Dalla fine della Seconda guerra mondiale, i rapporti tra la Cina e gli Stati Uniti sono stati di reciproca diffidenza ma tutto sommato non sono mai state nemiche. Anche perché avevano un avversario comune: l’Unione sovietica.
Con la fine della Guerra fredda, le relazioni diplomatiche sono proseguite su questa falsa riga. Sebbene la politica estera distensiva di Obama da un lato e una maggiore voglia di proporsi al mondo da parte cinese, hanno consentito un certo riavvicinamento e una buona cooperazione anche commerciale tra le due potenze.
Con l’arrivo alla Casa Bianca di Trump, invece, le cose sono drasticamente cambiate. Il Tycoon ha fin dalla sua campagna elettorale dichiarato guerra al Dragone, promettendo dazi nel caso in cui fosse diventato Presidente. Il che è accaduto, così come la guerra commerciale, che ha portato anche a conseguenze pesanti come il ritiro da parte di Google del proprio sistema operativo Android dagli smartphone di Huawei. Marchio cinese che aveva anche superato Apple e Samsung in termini di vendite mondiali.
Con l’arrivo di Joe Biden le cose non sono migliorate, anzi, l’arzillo vecchietto democratico ha fatto anche di peggio. Immischiandosi nell’affaire Taiwan, provocando l’ira cinese. Forse anche in risposta del buon rapporto che la Cina sta tessendo con la Russia, in vista di un Nuovo ordine mondiale che rischia di tagliare fuori proprio l’America.
Ed ora, a settembre potrebbe esserci un altro passaggio drammatico del conflitto sino-americano: il ritiro dei colossi cinesi da Wall Street. Per quello che in gergo borsistico si chiama delisting. Il che potrebbe provocare un autentico terremoto, visto che da soli valgono metà della nostra borsa.
Quali aziende cinesi lasceranno Wall Street
Come riporta Milano Finanza, venerdì 12 agosto sono arrivate a Wall Street le richieste, separate, di delisting da parte di diversi colossi cinesi. Ossia PetroChina, China Life Insurance, Sinopec e Aluminum Corp. of China, la cui capitalizzazione complessiva si aggira attorno a 310 miliardi di dollari.
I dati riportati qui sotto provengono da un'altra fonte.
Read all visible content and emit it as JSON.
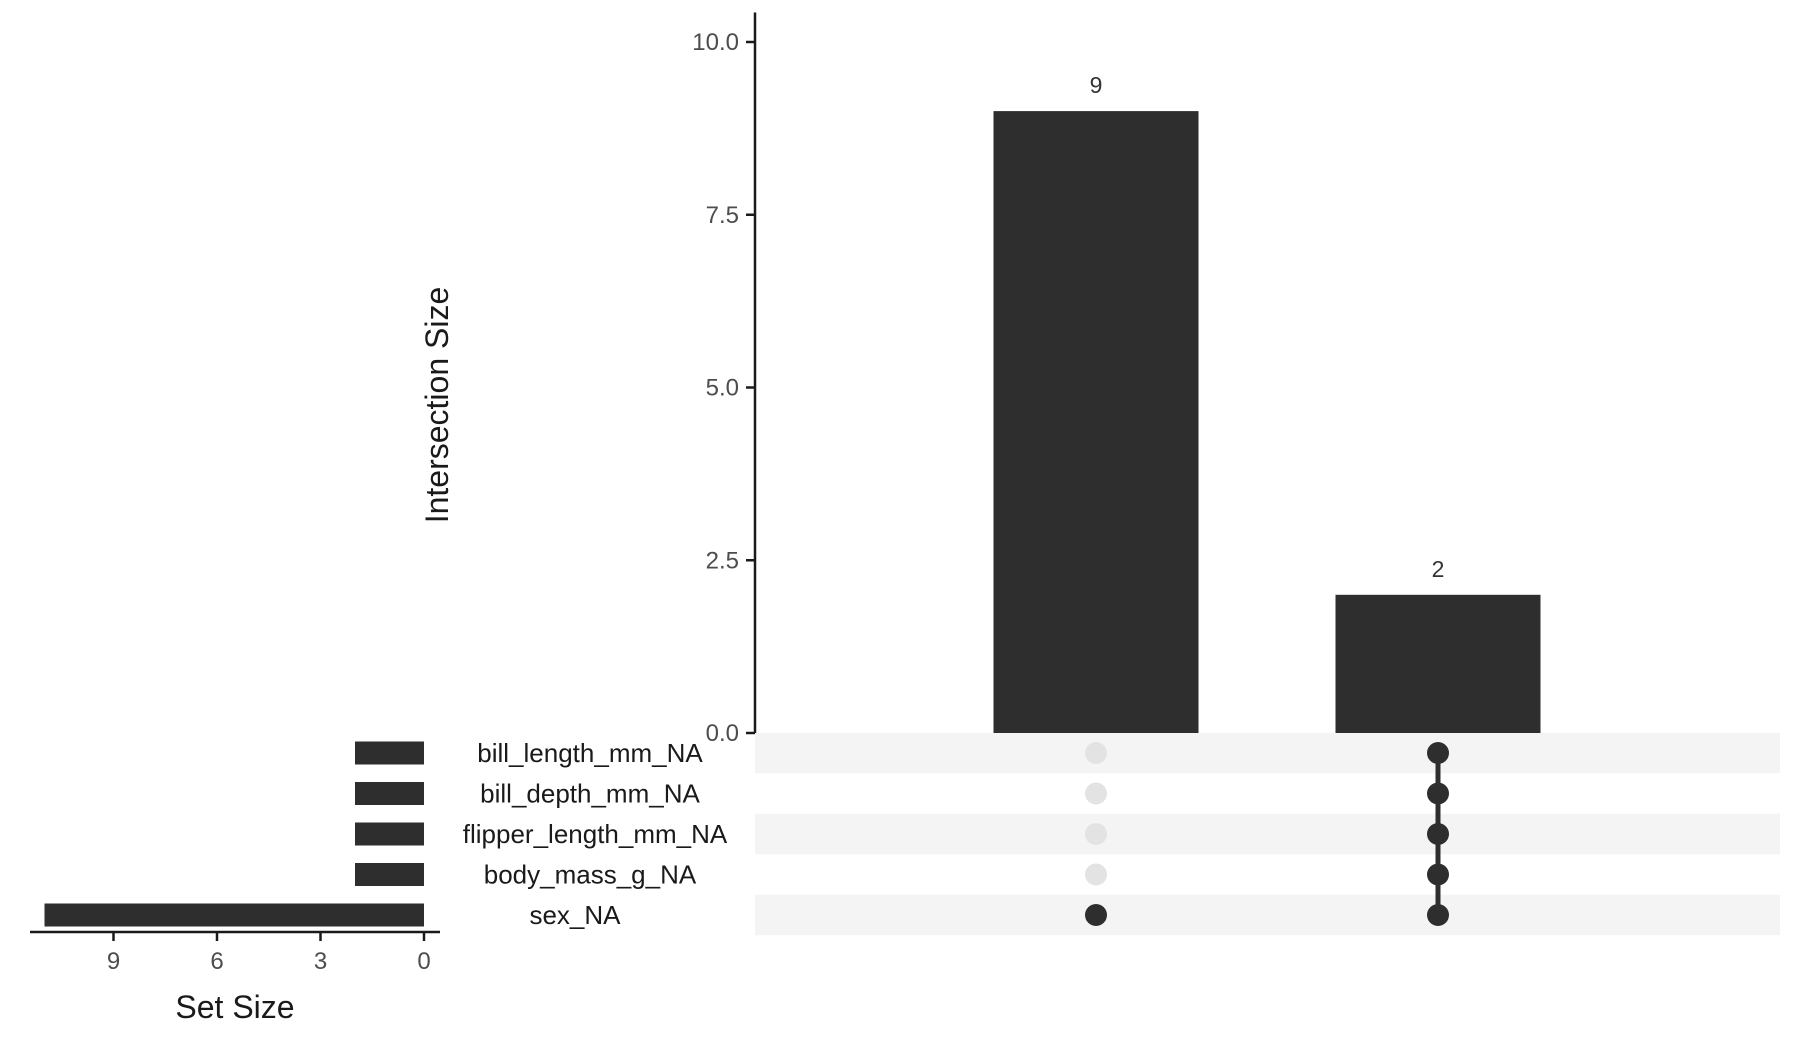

Praticamente circa la metà del valore di tutta Piazza Affari. Il delisting dovrebbe avvenire tra fine agosto ed inizio settembre.
In realtà, già alcuni mesi fa la Securities and Exchange Commission (meglio nota come SEC, che controlla le società quotate in borsa, praticamente la nostra CONSOB) aveva rammentato che sono 273 le società cinesi quotate a Wall Street a rischio di espulsione perché non forniscono adeguate informazioni.
Si tratta del cosiddetto audit, cioè della valutazione indipendente di un soggetto esterno.
I colossi cinesi potrebbero dunque anticipare la SEC, che però forse ha solo abbaiato senza intenzione di mordere. Ma quello cinese – dai governanti ai cittadini passando per le aziende – è un popolo pratico ed orgoglioso. Ancor di più di quello americano. E se anche altre società decideranno per il delisting, si rischia un autentico Tsunami finanziario. In un momento nel quale le borse americane già annaspano da tempo.